Nossa reportagem foi até a propriedade de uma agricultor familiar em que o avanço das novas técnicas de produção agrícola ainda é tímido. Para uma classe que produz 70% dos alimentos consumidos no país, fica evidente a necessidade de mais investimentos

Bois realizando o trabalho de arado nas terras. Foto: Antonio Mendonça.

Sol quente em uma destas tardes de primavera. Ao relento do sol das 16 horas da tarde, está seu Luciano de Lara, 46 anos, dois bois, uma canga, um arado e a terra vai sendo preparada lentamente para receber as sementes. Enquanto grande parte das lavouras do país passam por um intenso processo de mecanização, as condições sociais impõem ao agricultor a quase obrigatoriedade de se trabalhar no campo com ferramentas consideradas por muitos como arcaicas.

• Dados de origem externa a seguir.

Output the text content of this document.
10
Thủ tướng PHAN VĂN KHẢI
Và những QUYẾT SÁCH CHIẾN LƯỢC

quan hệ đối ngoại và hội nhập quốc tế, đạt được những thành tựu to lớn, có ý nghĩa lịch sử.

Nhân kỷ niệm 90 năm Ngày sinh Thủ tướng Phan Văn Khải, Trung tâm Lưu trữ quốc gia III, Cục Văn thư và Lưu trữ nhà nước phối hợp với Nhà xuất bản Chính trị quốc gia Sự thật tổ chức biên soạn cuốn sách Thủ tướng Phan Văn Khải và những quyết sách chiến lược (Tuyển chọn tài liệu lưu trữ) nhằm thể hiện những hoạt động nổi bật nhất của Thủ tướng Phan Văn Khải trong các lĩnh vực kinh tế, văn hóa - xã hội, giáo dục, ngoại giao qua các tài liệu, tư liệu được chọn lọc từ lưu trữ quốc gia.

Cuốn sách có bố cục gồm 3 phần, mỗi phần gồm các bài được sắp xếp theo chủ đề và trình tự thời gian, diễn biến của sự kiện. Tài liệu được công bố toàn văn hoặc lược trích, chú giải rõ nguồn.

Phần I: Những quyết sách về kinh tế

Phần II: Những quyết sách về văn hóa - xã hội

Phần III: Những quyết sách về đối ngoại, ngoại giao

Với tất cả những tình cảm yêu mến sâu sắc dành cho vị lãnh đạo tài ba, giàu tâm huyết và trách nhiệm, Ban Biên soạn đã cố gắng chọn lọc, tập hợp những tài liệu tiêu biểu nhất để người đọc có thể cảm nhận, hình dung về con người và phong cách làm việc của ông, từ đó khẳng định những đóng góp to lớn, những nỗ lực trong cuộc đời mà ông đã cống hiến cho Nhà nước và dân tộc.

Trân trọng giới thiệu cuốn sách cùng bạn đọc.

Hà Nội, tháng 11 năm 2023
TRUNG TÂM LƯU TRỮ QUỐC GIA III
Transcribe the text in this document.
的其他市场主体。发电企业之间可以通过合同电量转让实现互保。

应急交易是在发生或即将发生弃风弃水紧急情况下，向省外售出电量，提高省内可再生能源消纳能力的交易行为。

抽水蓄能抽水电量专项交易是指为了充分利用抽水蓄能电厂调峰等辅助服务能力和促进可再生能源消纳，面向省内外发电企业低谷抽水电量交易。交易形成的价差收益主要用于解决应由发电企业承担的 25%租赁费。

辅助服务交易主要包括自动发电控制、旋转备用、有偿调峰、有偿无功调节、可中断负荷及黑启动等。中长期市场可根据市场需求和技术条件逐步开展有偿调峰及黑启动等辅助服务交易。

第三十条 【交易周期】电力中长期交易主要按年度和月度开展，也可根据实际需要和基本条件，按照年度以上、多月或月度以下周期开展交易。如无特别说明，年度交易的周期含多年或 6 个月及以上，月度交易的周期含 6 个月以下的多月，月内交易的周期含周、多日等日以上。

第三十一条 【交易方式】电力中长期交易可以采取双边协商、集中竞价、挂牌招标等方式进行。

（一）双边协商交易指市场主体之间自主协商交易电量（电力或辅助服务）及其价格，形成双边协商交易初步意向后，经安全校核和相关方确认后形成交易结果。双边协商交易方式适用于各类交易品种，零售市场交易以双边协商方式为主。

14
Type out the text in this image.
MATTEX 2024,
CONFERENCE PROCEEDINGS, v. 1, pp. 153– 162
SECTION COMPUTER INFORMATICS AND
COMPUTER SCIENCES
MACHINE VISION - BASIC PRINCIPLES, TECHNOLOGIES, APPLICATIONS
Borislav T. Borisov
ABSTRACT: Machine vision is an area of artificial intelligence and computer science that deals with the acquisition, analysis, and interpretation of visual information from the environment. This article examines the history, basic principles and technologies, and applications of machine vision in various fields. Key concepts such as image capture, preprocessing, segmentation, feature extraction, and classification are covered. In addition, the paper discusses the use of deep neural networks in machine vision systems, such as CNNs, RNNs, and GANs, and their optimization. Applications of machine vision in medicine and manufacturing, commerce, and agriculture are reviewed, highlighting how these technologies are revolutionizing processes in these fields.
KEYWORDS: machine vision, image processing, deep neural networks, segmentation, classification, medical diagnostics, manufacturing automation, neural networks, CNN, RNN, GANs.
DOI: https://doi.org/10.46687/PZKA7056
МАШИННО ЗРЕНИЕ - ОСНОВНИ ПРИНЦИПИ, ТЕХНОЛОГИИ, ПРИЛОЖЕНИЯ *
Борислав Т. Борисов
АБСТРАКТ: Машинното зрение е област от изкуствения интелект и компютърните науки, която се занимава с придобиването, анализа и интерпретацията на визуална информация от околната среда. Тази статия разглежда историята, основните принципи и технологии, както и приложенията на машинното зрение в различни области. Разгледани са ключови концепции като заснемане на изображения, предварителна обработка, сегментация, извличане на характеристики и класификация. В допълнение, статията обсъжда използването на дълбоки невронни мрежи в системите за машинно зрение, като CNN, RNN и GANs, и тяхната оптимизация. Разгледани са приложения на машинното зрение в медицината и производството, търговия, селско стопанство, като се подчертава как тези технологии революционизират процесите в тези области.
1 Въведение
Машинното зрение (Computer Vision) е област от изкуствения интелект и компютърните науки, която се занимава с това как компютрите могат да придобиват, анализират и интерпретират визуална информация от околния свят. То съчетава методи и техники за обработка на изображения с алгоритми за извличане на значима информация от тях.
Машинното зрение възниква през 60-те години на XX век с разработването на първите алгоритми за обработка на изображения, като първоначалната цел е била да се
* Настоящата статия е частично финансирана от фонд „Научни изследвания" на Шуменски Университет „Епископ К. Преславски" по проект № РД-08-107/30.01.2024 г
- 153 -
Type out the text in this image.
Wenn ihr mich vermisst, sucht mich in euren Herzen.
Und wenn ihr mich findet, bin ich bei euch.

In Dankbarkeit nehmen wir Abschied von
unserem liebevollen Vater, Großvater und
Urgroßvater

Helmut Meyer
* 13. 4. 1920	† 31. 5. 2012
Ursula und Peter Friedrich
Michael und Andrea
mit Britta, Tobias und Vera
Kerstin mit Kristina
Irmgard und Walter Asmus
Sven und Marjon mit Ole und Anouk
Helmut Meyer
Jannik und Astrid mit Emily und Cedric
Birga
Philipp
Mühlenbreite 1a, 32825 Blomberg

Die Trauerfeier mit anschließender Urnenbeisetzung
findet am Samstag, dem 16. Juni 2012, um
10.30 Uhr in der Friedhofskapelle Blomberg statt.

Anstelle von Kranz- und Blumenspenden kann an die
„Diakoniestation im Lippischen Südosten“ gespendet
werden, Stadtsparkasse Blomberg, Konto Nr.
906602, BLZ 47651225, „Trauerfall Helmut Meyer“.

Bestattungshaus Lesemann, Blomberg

Morador do pequeno município de Bom Jesus do Sul, cidade de 3.700 habitantes do sudoeste do Paraná, Luciano é proprietário de 4 alqueires de terra, que conseguiu com muito esforço, mas quando precisa ir a campo se vê obrigado a lançar mão da junta de bois e do arado para poder lavrar algumas áreas de serra.

Agricultor usando tração animal para o plantio do milho com a plantadeira, que é muito semelhante ao arado. Foto: Antonio Mendonça.

Ali se planta milho, mandioca, cana, pastagens para as 10 vacas que produzem a média de 2 mil litros de leite mensais que garantem o sustento dele e da esposa Zenilda Rodrigues, já que os filhos hoje vivem na cidade. Hoje a vida do agricultor está um pouco melhor, mas naquela região tirar sustento no campo nem sempre foi e é uma tarefa fácil.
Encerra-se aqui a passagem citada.